Is this the end of online gambling's lucky streak? A day after the arrest in a Dallas airport of David Carruthers, ceo of Internet gaming firm BETonSPORTS, authorities last week charged the 48-year-old, along with 10 others connected to the Costa Rica–based company,
with racketeering conspiracy relating to the illegal provision of sports betting in the U.S. Complying with a court order, the firm also suspended services to the U.S., home to 85% of its business.
Shares in rival operators tumbled over fears of a U.S. crackdown on firms taking bets from America, where online gaming is ruled illegal. Thanks to fuzzy rules governing offshore operations, U.S. gamblers still stumped up around half the industry's $12 billion in revenue last year.

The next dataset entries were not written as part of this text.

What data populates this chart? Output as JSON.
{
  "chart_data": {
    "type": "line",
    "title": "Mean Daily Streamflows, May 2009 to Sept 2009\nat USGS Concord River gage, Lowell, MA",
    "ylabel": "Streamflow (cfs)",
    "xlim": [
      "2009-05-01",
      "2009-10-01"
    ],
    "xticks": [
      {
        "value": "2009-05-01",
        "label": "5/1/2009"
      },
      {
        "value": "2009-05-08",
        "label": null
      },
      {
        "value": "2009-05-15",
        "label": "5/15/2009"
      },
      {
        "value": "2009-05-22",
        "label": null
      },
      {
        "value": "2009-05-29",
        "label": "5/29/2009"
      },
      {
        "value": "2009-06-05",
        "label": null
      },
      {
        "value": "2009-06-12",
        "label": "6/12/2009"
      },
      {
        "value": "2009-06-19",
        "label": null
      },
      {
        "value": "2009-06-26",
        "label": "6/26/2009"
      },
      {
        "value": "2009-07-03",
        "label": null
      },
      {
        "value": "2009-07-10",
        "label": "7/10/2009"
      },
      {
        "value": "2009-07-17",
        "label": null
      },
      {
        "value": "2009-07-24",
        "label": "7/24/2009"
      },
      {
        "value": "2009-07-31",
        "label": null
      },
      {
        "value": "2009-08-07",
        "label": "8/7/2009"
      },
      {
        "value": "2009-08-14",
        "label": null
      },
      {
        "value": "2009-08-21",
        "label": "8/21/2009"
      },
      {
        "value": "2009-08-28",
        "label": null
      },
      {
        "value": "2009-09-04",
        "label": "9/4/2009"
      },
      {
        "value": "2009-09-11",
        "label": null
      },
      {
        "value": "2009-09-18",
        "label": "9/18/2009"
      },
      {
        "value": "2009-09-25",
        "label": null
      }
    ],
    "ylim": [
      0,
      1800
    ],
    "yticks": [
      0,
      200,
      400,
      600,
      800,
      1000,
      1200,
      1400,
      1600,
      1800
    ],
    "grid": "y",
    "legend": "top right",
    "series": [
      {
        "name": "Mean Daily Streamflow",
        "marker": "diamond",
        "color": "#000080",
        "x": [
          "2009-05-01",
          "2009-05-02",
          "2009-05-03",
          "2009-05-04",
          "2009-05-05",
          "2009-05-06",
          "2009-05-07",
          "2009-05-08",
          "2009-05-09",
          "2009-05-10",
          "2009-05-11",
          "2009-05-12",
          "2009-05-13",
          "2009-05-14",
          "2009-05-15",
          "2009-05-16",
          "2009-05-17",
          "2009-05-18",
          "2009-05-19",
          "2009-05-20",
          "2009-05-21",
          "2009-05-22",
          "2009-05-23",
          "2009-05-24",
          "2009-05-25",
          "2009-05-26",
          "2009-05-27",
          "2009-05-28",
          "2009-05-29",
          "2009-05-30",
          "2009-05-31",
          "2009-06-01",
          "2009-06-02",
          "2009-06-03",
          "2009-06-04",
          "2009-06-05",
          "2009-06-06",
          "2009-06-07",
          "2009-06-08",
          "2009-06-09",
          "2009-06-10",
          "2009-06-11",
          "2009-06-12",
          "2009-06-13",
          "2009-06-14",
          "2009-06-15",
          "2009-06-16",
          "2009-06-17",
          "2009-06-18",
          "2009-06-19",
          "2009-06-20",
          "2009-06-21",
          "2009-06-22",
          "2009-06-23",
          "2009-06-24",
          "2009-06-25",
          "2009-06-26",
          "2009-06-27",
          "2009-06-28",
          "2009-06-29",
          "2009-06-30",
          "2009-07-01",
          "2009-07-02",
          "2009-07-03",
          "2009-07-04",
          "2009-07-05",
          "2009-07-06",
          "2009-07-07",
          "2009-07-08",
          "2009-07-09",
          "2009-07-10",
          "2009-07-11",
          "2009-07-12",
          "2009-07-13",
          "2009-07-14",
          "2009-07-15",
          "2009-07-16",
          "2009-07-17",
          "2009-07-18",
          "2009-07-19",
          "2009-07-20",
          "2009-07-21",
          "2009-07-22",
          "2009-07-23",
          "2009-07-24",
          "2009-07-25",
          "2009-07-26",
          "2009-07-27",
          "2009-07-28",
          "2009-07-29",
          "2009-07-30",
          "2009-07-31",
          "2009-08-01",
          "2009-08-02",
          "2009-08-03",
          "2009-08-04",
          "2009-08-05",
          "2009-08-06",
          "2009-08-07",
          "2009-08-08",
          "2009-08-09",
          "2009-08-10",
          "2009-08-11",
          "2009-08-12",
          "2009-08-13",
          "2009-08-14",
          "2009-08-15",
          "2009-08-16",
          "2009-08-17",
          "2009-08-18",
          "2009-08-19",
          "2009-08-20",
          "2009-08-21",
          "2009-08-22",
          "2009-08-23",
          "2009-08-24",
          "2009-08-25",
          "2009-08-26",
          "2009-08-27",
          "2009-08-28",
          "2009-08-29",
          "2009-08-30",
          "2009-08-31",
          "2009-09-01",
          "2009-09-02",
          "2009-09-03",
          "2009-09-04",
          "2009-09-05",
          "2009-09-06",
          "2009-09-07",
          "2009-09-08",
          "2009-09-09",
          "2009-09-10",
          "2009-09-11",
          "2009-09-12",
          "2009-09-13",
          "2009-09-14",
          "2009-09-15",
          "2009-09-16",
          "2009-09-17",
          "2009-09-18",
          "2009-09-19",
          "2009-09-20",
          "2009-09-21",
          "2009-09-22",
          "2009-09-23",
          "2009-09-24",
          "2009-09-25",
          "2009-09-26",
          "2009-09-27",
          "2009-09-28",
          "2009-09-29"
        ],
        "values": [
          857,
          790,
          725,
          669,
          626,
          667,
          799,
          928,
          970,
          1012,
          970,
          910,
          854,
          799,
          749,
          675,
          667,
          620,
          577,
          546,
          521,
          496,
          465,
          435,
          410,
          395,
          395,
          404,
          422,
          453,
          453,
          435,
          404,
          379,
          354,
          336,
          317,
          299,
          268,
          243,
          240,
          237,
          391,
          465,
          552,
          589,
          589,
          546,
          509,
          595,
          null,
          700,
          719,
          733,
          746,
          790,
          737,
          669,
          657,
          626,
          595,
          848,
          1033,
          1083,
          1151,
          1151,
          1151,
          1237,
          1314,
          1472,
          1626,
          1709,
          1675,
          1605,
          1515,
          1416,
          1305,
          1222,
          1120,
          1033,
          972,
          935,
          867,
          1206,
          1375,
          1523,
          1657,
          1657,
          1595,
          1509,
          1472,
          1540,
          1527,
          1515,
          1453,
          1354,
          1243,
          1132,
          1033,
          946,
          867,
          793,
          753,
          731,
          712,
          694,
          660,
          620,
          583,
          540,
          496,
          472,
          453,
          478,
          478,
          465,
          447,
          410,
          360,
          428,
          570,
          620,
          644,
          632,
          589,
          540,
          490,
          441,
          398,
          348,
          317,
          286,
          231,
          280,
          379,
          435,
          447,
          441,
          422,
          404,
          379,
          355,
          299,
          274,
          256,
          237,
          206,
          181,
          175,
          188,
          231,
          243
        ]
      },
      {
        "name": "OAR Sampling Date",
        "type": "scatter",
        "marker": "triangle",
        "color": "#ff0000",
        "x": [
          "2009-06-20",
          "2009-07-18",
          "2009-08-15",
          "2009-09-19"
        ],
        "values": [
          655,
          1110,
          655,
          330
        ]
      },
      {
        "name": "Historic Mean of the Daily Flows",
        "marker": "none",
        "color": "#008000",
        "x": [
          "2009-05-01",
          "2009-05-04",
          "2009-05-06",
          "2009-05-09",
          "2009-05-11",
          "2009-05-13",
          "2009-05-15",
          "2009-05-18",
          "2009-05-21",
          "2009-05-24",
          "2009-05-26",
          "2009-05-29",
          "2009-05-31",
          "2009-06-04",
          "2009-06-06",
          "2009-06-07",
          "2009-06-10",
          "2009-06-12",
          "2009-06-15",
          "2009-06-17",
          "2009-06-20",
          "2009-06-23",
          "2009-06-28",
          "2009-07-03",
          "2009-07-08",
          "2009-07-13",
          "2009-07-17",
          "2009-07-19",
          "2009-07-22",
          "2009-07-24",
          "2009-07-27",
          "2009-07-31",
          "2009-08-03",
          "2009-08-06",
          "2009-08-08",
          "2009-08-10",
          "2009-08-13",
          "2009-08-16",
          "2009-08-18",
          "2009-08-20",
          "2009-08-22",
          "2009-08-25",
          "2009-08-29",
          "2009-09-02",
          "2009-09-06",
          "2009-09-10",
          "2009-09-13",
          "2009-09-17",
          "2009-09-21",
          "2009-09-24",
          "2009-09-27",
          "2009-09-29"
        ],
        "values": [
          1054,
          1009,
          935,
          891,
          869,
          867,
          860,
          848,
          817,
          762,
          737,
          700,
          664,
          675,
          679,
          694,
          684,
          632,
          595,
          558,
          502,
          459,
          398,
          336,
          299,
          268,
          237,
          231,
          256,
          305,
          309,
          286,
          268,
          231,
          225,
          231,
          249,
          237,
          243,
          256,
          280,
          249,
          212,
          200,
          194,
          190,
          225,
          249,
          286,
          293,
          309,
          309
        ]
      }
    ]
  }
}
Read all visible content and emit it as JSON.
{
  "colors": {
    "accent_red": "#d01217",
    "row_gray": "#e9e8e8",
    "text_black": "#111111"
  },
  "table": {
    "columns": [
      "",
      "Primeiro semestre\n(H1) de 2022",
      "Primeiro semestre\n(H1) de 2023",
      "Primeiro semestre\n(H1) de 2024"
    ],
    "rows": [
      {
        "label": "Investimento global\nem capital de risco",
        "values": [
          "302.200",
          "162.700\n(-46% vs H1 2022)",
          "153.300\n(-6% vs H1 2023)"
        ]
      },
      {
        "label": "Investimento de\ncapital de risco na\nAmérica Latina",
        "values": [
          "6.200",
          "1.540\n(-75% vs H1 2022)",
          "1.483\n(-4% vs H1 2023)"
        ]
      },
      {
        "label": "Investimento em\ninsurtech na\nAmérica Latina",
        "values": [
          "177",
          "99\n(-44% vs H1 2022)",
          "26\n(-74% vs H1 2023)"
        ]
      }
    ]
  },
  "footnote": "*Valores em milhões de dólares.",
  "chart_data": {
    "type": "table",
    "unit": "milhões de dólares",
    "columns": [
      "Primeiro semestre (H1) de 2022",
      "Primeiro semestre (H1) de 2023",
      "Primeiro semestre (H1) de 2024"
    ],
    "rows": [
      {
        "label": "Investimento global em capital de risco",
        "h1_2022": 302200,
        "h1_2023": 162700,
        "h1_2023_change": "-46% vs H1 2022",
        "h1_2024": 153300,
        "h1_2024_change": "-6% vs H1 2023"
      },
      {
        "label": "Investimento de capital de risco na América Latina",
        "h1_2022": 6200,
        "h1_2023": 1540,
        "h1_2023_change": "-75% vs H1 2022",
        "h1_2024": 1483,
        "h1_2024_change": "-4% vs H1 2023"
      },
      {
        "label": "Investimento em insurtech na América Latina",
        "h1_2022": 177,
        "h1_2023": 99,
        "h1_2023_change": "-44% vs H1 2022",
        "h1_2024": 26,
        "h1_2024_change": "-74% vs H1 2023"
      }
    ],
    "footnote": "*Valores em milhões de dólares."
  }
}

Offshore sports betting the kind marketed by BETonSPORTS is judged illegal in the U.S. under laws originally drawn up in the '60s; sites offering casino-style virtual gaming claimed they were in the clear. But others weren't chancing it: organizers postponed an Internet gaming conference scheduled this week in Las Vegas, blaming execs' jitters over landing in the U.S.
Still, not everywhere is off-limits. Gibraltar-based PartyGaming, the world's biggest online poker operator, pledged to pare down its reliance on U.S. punters; some 46% of its new poker players came from outside the U.S. in the three months to July, double the share a year earlier.
In its sights? The legions of gamblers in China, Japan and the rest of Asia. The firm won't reveal its hand, but Asia "could well be a significant growth area" for PartyGaming, says Richard Hunter, head of U.K. equities at Hargreaves Lansdown Stockbrokers. Plus it would be "a strategic hedge" against a U.S. crackdown. What's Mandarin for dead man's hand?